The init parameters of the LightningCLI class can be used to customize some things, namely: the description of the tool, enabling parsing of environment variables and additional arguments to instantiate the trainer and configuration parser.

Nevertheless the init arguments are not enough for many use cases. For this reason the class is designed so that can be extended to customize different parts of the command line tool. The argument parser class used by LightningCLI is LightningArgumentParser which is an extension of python’s argparse, thus adding arguments can be done using the add_argument() method. In contrast to argparse it has additional methods to add arguments, for example add_class_arguments() adds all arguments from the init of a class, though requiring parameters to have type hints. For more details about this please refer to the respective documentation.

The LightningCLI class has the add_arguments_to_parser() method which can be implemented to include more arguments. After parsing, the configuration is stored in the config attribute of the class instance. The LightningCLI class also has two methods that can be used to run code before and after trainer.fit is executed: before_fit() and after_fit(). A realistic example for these would be to send an email before and after the execution of fit. The code would be something like:

from pytorch_lightning.utilities.cli import LightningCLI

class MyLightningCLI(LightningCLI):

    def add_arguments_to_parser(self, parser):
        parser.add_argument('--notification_email', default='will@email.com')

    def before_fit(self):
        send_email(
            address=self.config['notification_email'],
            message='trainer.fit starting'
        )

    def after_fit(self):
        send_email(
            address=self.config['notification_email'],
            message='trainer.fit finished'
        )

cli = MyLightningCLI(MyModel)

Note that the config object self.config is a dictionary whose keys are global options or groups of options. It has the same structure as the yaml format described previously. This means for instance that the parameters used for instantiating the trainer class can be found in self.config['trainer'].

Another case in which it might be desired to extend LightningCLI is that the model and data module depend on a common parameter. For example in some cases both classes require to know the batch_size.

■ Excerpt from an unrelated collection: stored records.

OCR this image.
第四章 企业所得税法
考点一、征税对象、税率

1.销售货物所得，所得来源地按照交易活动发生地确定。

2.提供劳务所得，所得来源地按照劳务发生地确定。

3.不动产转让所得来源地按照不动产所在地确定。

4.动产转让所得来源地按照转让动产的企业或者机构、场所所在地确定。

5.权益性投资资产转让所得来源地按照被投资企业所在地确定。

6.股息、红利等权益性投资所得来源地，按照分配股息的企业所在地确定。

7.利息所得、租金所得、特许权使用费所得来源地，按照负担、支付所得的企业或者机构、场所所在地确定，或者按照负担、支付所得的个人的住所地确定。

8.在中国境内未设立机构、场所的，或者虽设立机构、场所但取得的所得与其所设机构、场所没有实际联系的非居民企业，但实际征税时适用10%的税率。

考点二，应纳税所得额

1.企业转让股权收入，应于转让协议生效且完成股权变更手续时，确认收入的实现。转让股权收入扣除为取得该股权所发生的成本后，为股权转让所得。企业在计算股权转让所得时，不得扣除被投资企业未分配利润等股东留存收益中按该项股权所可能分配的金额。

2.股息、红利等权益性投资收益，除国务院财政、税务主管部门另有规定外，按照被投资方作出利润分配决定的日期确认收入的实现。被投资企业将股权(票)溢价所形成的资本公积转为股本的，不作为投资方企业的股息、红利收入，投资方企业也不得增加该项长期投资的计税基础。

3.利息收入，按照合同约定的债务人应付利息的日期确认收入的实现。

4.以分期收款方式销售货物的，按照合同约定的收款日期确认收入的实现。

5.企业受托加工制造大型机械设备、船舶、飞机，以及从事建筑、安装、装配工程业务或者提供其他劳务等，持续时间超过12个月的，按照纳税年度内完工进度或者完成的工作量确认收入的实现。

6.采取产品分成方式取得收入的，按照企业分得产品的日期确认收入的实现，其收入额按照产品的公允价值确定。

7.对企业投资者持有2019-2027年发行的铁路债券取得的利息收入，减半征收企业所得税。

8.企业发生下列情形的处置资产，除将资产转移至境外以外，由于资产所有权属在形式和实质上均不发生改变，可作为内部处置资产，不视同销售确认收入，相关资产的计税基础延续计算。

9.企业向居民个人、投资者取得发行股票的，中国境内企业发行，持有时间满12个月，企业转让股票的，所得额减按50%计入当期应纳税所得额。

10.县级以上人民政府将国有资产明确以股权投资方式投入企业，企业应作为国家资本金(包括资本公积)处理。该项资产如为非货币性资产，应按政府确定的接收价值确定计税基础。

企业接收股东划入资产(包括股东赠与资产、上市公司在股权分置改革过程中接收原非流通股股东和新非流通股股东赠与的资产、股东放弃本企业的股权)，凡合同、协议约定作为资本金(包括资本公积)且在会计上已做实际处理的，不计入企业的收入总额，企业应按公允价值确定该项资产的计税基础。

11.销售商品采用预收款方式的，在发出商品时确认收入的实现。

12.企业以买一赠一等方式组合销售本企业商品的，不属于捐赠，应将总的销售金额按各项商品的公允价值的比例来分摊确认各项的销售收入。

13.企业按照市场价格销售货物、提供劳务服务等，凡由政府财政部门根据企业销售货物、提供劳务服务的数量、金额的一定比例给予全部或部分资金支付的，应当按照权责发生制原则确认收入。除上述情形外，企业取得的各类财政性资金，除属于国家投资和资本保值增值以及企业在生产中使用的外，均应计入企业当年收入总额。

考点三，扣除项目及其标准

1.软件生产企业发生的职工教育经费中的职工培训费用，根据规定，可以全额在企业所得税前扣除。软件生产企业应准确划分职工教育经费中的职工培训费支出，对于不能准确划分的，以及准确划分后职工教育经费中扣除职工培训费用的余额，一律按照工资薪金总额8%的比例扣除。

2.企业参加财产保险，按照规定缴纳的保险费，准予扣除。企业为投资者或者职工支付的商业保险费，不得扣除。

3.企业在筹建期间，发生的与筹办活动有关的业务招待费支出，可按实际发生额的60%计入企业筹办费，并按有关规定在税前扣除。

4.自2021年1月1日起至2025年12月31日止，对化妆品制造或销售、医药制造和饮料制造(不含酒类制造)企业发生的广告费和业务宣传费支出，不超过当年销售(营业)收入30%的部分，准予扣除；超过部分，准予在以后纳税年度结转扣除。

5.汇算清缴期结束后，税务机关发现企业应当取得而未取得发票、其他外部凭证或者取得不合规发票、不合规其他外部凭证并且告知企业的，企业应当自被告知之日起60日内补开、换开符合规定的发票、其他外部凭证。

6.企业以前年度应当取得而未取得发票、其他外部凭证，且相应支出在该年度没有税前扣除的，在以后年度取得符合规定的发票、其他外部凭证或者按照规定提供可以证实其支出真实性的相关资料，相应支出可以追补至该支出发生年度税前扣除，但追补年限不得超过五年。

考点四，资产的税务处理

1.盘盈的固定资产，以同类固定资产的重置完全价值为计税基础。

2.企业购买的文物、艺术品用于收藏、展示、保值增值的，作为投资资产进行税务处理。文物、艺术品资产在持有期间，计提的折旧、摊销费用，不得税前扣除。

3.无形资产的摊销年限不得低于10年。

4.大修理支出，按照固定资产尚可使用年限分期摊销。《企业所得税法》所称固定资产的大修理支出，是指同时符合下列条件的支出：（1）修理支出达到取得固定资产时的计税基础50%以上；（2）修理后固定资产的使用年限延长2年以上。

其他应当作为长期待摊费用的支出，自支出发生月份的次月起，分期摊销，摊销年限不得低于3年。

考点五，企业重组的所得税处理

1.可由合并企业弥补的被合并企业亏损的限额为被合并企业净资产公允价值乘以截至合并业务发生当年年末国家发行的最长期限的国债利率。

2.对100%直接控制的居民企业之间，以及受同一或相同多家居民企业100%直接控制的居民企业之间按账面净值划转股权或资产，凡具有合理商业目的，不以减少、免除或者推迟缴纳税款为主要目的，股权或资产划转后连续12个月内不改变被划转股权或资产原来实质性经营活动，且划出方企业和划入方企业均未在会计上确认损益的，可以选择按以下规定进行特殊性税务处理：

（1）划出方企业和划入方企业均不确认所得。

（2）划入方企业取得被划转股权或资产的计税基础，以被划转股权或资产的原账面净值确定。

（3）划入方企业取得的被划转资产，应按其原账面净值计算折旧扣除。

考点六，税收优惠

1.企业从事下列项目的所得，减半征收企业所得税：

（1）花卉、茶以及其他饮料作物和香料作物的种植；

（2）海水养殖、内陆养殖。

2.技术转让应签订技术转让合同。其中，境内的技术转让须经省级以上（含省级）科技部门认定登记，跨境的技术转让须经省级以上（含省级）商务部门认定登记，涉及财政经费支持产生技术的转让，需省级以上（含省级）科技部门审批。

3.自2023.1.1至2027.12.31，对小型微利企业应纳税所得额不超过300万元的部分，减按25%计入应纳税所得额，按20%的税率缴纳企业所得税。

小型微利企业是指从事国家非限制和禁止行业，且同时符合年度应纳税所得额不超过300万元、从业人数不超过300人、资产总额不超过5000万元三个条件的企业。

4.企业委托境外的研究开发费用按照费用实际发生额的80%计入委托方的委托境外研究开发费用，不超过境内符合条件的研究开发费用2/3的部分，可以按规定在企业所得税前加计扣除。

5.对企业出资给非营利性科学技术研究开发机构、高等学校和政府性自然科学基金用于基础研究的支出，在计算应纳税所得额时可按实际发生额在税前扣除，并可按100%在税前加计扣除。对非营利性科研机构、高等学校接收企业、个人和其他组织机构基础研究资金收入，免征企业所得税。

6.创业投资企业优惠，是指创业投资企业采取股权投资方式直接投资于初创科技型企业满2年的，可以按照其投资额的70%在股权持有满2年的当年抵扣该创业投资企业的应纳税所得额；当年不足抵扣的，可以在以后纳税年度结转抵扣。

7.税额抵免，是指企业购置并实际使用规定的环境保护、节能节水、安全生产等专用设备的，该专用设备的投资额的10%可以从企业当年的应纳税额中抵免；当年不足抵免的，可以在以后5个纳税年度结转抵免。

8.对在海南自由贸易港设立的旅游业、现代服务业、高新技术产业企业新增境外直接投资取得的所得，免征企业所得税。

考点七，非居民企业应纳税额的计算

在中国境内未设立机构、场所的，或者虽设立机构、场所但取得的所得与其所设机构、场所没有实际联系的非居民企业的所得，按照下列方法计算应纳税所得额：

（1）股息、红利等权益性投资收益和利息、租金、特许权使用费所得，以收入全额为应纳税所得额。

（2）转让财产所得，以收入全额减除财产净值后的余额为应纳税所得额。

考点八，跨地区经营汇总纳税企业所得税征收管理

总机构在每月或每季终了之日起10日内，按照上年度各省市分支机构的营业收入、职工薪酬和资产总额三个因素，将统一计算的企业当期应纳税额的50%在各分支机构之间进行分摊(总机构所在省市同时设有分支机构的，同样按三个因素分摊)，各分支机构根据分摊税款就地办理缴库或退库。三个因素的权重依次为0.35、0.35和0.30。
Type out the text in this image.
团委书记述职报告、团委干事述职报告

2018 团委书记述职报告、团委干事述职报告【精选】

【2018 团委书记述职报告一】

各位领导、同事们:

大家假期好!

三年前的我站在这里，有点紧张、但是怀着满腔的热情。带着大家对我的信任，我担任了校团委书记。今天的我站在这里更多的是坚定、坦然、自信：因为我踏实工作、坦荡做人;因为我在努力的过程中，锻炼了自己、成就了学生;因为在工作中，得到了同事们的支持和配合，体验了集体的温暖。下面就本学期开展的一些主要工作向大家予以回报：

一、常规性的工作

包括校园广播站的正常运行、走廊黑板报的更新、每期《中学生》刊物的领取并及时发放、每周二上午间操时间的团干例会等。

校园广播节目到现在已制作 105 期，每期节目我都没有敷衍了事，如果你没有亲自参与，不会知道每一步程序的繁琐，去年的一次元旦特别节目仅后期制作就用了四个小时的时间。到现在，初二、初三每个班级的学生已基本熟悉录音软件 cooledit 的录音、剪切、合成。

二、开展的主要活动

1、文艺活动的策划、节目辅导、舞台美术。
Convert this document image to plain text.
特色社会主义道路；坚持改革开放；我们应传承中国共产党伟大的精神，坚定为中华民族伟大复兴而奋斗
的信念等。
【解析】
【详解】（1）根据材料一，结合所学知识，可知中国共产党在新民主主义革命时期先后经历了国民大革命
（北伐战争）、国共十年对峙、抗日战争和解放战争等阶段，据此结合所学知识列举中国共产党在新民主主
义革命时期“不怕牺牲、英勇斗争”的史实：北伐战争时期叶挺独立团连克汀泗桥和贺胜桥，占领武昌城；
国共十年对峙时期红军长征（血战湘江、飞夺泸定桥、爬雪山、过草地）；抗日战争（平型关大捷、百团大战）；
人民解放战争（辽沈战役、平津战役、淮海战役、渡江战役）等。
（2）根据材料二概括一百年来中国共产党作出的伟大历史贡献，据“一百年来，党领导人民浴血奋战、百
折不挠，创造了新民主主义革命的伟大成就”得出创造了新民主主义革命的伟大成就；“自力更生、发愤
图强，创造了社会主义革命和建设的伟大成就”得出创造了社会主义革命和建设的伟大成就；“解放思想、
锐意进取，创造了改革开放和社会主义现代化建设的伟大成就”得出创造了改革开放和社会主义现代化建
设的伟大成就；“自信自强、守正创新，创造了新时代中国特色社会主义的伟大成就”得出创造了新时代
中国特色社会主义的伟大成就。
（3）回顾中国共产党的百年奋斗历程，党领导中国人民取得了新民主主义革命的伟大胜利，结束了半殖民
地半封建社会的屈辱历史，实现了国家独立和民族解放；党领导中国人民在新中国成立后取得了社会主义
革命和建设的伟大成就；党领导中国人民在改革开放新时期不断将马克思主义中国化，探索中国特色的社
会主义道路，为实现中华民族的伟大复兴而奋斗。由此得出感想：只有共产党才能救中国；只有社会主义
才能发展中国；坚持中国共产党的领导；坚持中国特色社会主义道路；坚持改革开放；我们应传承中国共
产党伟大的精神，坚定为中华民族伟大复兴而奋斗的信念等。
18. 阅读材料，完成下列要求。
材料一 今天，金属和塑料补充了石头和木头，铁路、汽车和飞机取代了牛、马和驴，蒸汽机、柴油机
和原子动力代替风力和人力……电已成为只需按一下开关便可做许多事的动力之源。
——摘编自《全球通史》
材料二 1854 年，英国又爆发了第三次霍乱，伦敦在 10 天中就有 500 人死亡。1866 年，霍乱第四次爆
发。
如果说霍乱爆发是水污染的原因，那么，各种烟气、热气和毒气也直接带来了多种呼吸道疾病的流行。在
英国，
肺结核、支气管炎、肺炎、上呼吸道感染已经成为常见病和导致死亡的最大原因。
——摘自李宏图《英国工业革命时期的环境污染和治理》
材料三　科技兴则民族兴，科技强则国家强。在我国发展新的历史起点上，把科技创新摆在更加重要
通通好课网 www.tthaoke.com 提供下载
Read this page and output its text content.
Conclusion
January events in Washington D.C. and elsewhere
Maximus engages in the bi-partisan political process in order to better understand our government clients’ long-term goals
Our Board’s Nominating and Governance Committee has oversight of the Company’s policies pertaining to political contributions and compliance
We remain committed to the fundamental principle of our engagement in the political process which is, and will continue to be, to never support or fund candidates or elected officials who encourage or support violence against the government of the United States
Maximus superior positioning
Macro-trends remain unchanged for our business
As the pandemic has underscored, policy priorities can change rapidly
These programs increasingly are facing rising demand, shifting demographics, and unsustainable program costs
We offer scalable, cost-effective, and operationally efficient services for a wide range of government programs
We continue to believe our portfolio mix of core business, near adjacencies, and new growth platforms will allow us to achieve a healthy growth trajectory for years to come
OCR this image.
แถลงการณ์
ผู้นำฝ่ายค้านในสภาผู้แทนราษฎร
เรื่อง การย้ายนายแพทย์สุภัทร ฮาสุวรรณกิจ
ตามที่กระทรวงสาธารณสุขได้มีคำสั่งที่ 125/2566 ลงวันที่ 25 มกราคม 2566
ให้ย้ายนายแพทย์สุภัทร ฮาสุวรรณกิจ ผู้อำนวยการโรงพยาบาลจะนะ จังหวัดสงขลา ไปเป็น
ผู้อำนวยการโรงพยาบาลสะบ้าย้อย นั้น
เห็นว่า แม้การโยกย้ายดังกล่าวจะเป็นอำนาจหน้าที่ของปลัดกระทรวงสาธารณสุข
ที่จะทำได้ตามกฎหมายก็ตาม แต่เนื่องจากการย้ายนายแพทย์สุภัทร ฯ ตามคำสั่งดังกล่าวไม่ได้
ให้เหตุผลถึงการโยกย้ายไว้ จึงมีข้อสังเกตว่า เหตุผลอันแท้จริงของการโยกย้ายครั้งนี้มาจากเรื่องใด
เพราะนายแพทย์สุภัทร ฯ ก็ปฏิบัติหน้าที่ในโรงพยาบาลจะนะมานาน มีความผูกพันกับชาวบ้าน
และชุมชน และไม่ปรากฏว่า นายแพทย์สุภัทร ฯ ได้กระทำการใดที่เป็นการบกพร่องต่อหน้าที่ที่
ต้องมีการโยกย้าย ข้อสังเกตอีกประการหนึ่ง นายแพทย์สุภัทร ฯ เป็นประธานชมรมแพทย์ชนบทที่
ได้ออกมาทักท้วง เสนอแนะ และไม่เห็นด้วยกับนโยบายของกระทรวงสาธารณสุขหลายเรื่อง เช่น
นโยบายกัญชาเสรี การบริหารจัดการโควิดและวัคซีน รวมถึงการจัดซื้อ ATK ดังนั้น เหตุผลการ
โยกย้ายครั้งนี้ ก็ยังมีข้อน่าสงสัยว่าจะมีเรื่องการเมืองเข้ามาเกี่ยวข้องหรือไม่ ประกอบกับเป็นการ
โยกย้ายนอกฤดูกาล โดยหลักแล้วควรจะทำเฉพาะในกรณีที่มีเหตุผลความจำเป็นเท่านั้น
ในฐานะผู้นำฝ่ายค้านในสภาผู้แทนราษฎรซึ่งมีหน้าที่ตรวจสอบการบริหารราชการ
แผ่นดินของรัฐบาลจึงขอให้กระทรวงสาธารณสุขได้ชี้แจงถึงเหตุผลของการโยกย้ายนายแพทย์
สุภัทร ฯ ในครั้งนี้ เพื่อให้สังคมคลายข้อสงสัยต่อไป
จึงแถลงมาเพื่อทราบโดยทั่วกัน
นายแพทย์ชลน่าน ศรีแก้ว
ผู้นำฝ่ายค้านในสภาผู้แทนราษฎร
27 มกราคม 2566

It is a burden and error prone giving the same value twice in a config file. To avoid this the parser can be configured so that a value is only given once and then propagated accordingly. With a tool implemented like shown below, the batch_size only has to be provided in the data section of the config.

from pytorch_lightning.utilities.cli import LightningCLI

class MyLightningCLI(LightningCLI):

    def add_arguments_to_parser(self, parser):
        parser.link_arguments('data.batch_size', 'model.batch_size')

cli = MyLightningCLI(MyModel, MyDataModule)

The linking of arguments is observed in the help of the tool, which for this example would look like:

$ python trainer.py --help
  ...
    --data.batch_size BATCH_SIZE
                          Number of samples in a batch (type: int, default: 8)

  Linked arguments:
    model.batch_size <-- data.batch_size
                          Number of samples in a batch (type: int)

Tip

The linking of arguments can be used for more complex cases. For example to derive a value via a function that takes multiple settings as input. For more details have a look at the API of link_arguments.

Tip

Have a look at the LightningCLI class API reference to learn about other methods that can be extended to customize a CLI.